Language Lesson

In the absence of a full grief lexicon, Language Lesson is a short study of loss, mortuary rites and survivors' interpretations of these processes. The chapbook collection, inspired by the loss of Jackson's paternal grandmother, is available from MIEL. 

In Language Lesson, Ashaki Jackson writes: "I have trouble naming / this suffering," yet offers a hovering wail. An upward prayer. A drenched silence. A sauntering hymn. The poems hold a luxuriant sadness, as in unhurried, as in decadently expressed, as in all consuming. Jackson artfully makes of sublingual voices a multivalent language, grief as enduring, bodied remembrance as expansive and relentlessly striking as the "s{wept} sky."
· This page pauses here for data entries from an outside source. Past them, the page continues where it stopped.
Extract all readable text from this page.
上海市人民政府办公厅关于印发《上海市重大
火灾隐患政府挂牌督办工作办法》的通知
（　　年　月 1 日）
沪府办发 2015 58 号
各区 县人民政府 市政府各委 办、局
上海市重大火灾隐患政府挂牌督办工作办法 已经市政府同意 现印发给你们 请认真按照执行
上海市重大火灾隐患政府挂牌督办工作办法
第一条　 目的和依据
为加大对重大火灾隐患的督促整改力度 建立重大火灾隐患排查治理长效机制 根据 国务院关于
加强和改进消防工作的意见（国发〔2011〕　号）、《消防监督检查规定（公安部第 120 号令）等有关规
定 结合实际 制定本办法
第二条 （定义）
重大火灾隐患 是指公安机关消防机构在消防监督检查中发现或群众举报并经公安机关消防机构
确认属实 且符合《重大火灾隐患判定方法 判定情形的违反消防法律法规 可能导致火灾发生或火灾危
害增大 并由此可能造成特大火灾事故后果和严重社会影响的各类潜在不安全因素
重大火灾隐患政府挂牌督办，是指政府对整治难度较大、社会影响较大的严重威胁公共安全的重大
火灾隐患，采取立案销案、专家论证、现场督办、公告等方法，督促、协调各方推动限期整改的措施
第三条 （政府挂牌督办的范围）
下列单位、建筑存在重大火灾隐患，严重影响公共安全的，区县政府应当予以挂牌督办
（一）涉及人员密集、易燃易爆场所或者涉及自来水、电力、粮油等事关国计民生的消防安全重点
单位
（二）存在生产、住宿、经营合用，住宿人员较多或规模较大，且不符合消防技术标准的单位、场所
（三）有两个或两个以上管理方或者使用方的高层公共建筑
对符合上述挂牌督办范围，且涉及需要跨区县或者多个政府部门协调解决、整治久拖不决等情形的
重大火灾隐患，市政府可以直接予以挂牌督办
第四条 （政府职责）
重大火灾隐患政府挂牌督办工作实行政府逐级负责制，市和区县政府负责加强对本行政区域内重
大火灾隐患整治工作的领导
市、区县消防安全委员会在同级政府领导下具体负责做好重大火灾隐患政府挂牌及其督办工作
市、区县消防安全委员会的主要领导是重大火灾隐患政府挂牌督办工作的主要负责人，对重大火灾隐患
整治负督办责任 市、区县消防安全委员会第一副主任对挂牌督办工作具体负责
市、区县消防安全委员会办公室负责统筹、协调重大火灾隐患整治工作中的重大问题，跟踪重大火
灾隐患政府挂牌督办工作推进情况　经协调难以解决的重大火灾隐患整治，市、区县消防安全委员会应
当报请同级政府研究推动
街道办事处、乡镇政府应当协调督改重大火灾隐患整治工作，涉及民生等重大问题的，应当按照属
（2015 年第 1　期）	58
– Khadijah Queen, Black Peculiar


Gratitude to Ashaki Jackson’s Language Lessons for allowing me to slow down and sing to our lovely dead, our re-memoried mothers and the rituals of their mothers. In reading, I savor each word and each breath between, each line leading me to the next meditation. Another body to consider with care, even in its breaking.  

– Ching-In Chen, The Heart's Traffic

Ashaki Jackson’s poems unearth a loss so deep, the living left behind commit the sum of their bodies to mourning. In this pact, we realize such an honoring of the dead is much like what is required of reciting poems: our promise of breath propelled by heartbeat, lungs taut with air...In Language Lesson, Jackson rightfully acknowledges the body as more than flesh and blood. In her verse, it is instrument, beacon—sanctuary.